Es sind vor allem Tagestouristen. Das SIT sieht sich eher in einer Vermittlerrolle. Wir versuchen, die Vereine logistisch zu unterstützen, damit sie Dinge umsetzen können. So haben wir zum Beispiel zusammen mit der «Entente Roude Léiw» und dem Förster im «Ellergronn» Wanderwege angelegt, die bis nach Rümelingen führen. Auf diesen Wegen werden seit drei Jahren internationale Volkswanderungen veranstaltet. Wir unterstützen den Verein auch bei der Organisation des Mittelaltermarkts im «Ellergronn». Wir haben uns auch mit «Rosa Lëtzebuerg» zusammengesetzt, um dafür zu sorgen, dass das «Gaymat» in Esch bleibt. Manchmal sind es nur Kleinigkeiten, die es den Vereinen aber erleichtern, in Esch etwas zu organisieren.
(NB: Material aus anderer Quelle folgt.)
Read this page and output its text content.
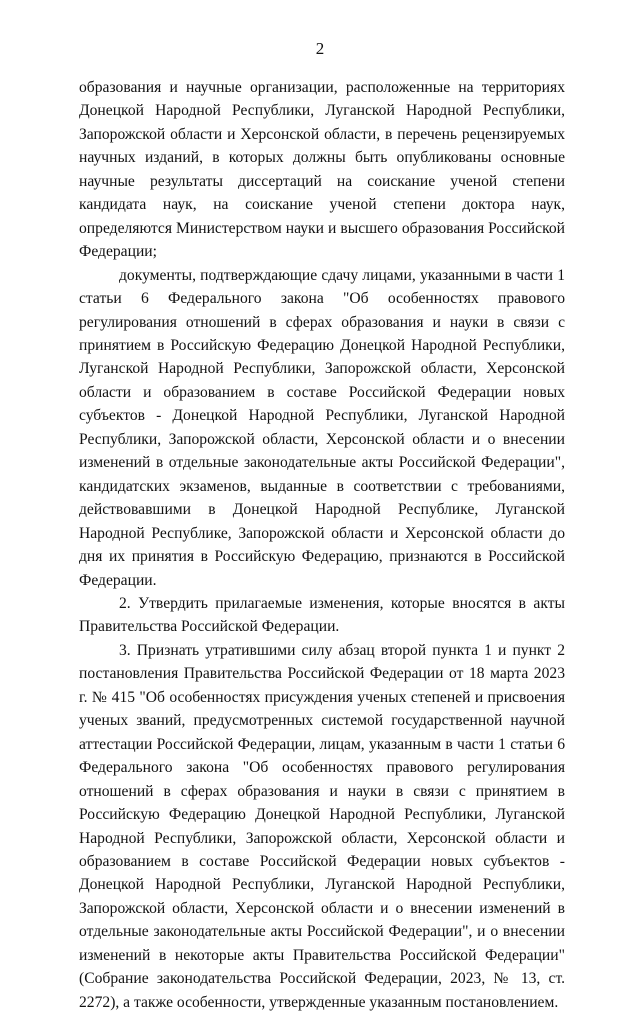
2

образования и научные организации, расположенные на территориях Донецкой Народной Республики, Луганской Народной Республики, Запорожской области и Херсонской области, в перечень рецензируемых научных изданий, в которых должны быть опубликованы основные научные результаты диссертаций на соискание ученой степени кандидата наук, на соискание ученой степени доктора наук, определяются Министерством науки и высшего образования Российской Федерации;

документы, подтверждающие сдачу лицами, указанными в части 1 статьи 6 Федерального закона "Об особенностях правового регулирования отношений в сферах образования и науки в связи с принятием в Российскую Федерацию Донецкой Народной Республики, Луганской Народной Республики, Запорожской области, Херсонской области и образованием в составе Российской Федерации новых субъектов - Донецкой Народной Республики, Луганской Народной Республики, Запорожской области, Херсонской области и о внесении изменений в отдельные законодательные акты Российской Федерации", кандидатских экзаменов, выданные в соответствии с требованиями, действовавшими в Донецкой Народной Республике, Луганской Народной Республике, Запорожской области и Херсонской области до дня их принятия в Российскую Федерацию, признаются в Российской Федерации.

2. Утвердить прилагаемые изменения, которые вносятся в акты Правительства Российской Федерации.

3. Признать утратившими силу абзац второй пункта 1 и пункт 2 постановления Правительства Российской Федерации от 18 марта 2023 г. № 415 "Об особенностях присуждения ученых степеней и присвоения ученых званий, предусмотренных системой государственной научной аттестации Российской Федерации, лицам, указанным в части 1 статьи 6 Федерального закона "Об особенностях правового регулирования отношений в сферах образования и науки в связи с принятием в Российскую Федерацию Донецкой Народной Республики, Луганской Народной Республики, Запорожской области, Херсонской области и образованием в составе Российской Федерации новых субъектов - Донецкой Народной Республики, Луганской Народной Республики, Запорожской области, Херсонской области и о внесении изменений в отдельные законодательные акты Российской Федерации", и о внесении изменений в некоторые акты Правительства Российской Федерации" (Собрание законодательства Российской Федерации, 2023, № 13, ст. 2272), а также особенности, утвержденные указанным постановлением.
Natürlich haben wir auch Sachen weitergeführt oder leicht verändert, die es bereits vorher gegeben hat. Bei der «Fuesent» haben wir Live-Auftritte eingeführt und den Umzug des «Kleeschen» haben wir weiterentwickelt.
Wie funktioniert das SIT?
Der ganze Vorstand besteht aus Ehrenamtlichen. Im Escher «City Tourist Office» am Stadthausplatz arbeiten drei Angestellte, die von der Gemeinde bezahlt werden.
Wie viele Touristen kommen jährlich nach Esch?
Seit 2014 haben sich schätzungsweise mehr als 2.500 Menschen pro Jahr zum «City Tourist Office» begeben. Zudem haben wir einen sehr gut besuchten Campingplatz und auch die 2017 eröffnete Jugendherberge zählt viele Gäste.
Wir beobachten, dass immer mehr Besucher kommen. Das hat vermutlich auch mit der Uni zu tun. Studenten und ihre Familien kommen vorbei, um Informationen einzuholen.
Wo sehen Sie noch touristisches Potenzial in Esch?
Insbesondere wegen der Uni und Unternehmen wie ArcelorMittal und der RBC auf Belval oder den Start-ups im Technoport müssten wir uns noch mehr auf den Konferenztourismus spezialisieren. Für Familien mit Kindern können wir zum Beispiel den Stadtpark und den «Déierepark» mit seinen Baumhäusern auf dem Galgenberg anbieten.
Das touristische Angebot kann man aber nicht auf Esch begrenzen. Wir müssen es im Rahmen des regionalen Tourismusbüros ORT zusammen mit unseren Nachbargemeinden entwickeln. Beim Red-Rock-Trail für Mountainbike-Fahrer hat das schon sehr gut funktioniert.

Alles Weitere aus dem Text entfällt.